After a period of robust hiring, retailers cut 3,100 jobs in April. Bach says the jobs losses are a reflection of weak sales in March, recent bankruptcies among teen apparel retailers such as Aeropostale, and store closure announcements by Kmart (68 stores) and Sports Authority (the company plans to sell or close 140 stores).

Restaurants and bars, big occupiers of retail space, added 18,200 jobs in April, below the six-month average of 30,500.

Other Job Highlights in April

* The construction sector, recently a star performer, added 1,000 jobs, down from the six-month average of 36,300. This pullback could have been related to colder-than-normal weather in parts of the U.S. last month, says Bach.

* The softest sectors of the labor market remained soft last month. Manufacturers eked out a small gain of 4,000 jobs. But mining and logging lost 8,000 jobs, bringing total losses to 192,000 — 21 percent fewer people working in the sector — since oil prices began to slide in 2014. Government cut 11,000 jobs, mostly in the U.S. Postal Service.

* Wages increased by 0.3 percent in April and have gained 2.5 percent over the past year, on the high side of the post-recession range.

* The unemployment rate was unchanged at 5 percent, and the labor force participation rate pulled back to 62.8 percent from March’s 63 percent, blunting recent improvements created by more people entering the workforce. The broadest measure of unemployment, which includes people employed part time that would prefer to be employed full time,declined one-tenth of 1 percent to 9.7 percent.

Ripple Effect

Jonathan Smoke, chief economist for, says the April jobs report signals a potential shift that could slow growth in demand for housing later this year.

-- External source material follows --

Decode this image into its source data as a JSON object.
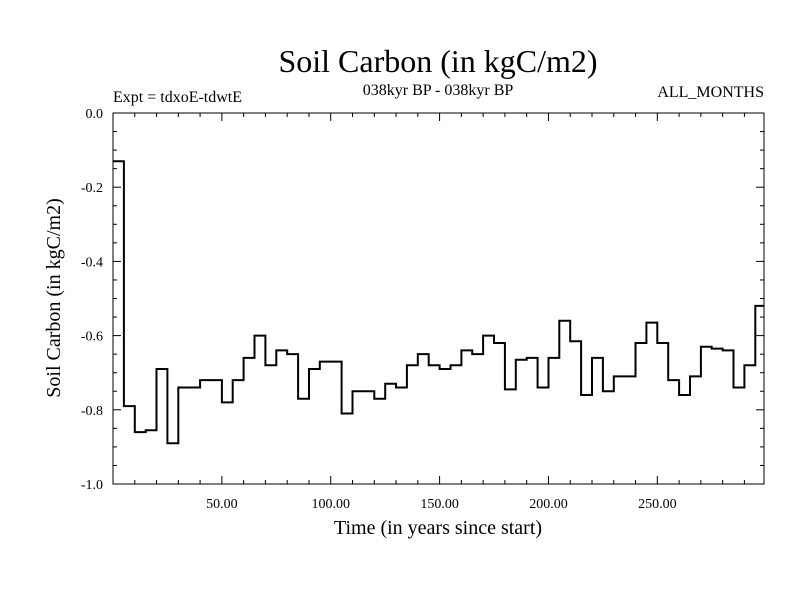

“In many ways the job market is starting to resemble the housing market,” explains Smoke. “It’s tough to create jobs when we have record highs in job openings, and it takes willing, qualified applicants to see openings filled. Similarly, it takes available inventory to satisfy would-be home buyers.

Interest Rate Watch

In the wake of such modest job gains in April, the consensus among economists is that the Federal Reserve won’t raise interest rates during the second quarter of this year. In December 2015, the Fed increased the fed funds rate 25 basis points.

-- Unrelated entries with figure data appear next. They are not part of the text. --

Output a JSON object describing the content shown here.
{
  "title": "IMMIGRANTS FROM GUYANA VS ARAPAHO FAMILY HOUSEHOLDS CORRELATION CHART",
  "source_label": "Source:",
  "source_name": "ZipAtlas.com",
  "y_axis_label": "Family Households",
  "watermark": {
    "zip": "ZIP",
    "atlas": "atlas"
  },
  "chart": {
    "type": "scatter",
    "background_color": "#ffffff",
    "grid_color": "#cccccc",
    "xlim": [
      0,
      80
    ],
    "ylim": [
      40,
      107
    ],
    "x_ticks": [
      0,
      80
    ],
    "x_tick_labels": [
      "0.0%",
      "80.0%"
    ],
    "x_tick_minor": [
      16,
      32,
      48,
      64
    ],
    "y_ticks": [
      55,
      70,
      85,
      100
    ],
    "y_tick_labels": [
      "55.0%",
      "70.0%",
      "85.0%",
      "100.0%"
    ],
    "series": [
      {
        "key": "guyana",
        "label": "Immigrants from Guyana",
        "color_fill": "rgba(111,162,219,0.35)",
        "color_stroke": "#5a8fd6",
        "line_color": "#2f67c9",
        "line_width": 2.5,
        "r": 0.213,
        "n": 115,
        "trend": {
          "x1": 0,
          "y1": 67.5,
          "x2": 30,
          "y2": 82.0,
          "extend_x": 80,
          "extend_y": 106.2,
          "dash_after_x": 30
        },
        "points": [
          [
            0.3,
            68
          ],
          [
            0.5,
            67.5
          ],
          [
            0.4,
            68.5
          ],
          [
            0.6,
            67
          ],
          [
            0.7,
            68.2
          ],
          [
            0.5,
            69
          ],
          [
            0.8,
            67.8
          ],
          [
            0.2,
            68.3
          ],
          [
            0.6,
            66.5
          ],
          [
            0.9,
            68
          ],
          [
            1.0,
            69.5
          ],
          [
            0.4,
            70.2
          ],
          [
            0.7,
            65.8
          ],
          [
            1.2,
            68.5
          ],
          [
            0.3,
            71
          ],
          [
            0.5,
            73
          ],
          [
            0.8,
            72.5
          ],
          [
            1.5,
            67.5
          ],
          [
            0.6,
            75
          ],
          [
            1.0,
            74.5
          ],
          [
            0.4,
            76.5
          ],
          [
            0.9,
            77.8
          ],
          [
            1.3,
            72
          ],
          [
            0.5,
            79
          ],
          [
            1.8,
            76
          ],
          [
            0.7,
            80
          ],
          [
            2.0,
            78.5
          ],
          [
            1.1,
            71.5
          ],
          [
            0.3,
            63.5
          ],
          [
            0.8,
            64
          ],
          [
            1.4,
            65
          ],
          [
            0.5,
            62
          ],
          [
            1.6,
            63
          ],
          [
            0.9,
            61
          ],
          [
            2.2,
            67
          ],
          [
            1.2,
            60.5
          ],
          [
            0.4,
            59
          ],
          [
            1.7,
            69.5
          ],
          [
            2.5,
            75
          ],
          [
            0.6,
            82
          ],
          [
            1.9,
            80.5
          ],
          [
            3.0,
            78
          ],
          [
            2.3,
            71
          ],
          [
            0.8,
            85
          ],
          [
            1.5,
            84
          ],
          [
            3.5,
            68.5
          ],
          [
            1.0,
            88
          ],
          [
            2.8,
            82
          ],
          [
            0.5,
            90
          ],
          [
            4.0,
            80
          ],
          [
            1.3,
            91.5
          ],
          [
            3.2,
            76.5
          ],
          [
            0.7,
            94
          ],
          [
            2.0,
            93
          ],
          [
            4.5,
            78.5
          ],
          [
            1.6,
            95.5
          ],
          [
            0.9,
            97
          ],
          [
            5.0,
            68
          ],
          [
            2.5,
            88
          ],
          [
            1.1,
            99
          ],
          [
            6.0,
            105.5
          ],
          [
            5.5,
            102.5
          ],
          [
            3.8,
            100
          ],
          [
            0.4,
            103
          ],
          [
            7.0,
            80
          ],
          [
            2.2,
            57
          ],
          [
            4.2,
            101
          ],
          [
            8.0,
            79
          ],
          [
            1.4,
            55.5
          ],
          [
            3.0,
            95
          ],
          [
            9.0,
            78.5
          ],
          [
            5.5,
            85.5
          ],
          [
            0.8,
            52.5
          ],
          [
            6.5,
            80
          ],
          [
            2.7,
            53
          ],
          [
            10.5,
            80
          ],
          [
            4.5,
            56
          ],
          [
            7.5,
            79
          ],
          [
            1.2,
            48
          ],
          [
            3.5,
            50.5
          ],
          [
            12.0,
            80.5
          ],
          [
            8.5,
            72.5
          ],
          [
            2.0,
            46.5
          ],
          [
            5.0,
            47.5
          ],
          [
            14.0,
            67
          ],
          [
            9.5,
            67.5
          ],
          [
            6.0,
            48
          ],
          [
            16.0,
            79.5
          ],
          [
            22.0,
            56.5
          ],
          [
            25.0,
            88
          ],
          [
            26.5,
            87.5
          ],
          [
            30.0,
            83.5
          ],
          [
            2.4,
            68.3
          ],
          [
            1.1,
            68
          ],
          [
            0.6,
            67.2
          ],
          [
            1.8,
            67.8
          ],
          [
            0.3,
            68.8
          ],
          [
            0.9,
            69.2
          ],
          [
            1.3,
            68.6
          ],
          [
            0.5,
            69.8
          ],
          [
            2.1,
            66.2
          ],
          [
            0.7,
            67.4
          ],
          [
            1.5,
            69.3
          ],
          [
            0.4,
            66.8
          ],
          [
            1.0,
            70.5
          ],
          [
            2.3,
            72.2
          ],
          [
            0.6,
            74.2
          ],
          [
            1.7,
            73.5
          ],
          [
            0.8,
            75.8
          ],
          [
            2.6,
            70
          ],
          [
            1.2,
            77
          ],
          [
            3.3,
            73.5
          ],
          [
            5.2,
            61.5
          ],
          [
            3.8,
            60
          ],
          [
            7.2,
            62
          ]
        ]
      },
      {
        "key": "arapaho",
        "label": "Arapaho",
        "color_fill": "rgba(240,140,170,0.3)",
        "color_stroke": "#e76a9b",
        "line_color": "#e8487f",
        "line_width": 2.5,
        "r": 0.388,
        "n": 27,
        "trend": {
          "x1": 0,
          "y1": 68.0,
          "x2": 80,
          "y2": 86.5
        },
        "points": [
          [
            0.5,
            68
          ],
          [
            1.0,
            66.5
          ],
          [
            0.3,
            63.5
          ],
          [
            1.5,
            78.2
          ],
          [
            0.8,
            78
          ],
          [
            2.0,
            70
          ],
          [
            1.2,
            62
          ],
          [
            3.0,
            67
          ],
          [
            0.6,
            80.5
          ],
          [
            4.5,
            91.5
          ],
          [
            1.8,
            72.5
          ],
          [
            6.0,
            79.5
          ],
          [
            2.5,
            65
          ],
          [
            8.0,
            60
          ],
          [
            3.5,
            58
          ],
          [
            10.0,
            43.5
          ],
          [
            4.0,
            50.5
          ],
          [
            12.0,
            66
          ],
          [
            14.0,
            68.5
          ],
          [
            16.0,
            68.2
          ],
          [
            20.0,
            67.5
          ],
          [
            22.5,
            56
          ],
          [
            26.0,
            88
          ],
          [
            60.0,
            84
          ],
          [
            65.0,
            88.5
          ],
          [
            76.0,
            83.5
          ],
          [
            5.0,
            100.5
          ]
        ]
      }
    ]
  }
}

“The Fed certainly won’t make a move before ‘Brexit’ (the June 23 referendum in Britain on whether to leave the European Union), and after Friday’s BLS report, it will likely want to see more evidence that the weakness in the economy in the first quarter was temporary,” says Severino. “It most likely was, but monetary policy movements are once again becoming data driven so the Fed will want better clarity from the data before making a move.”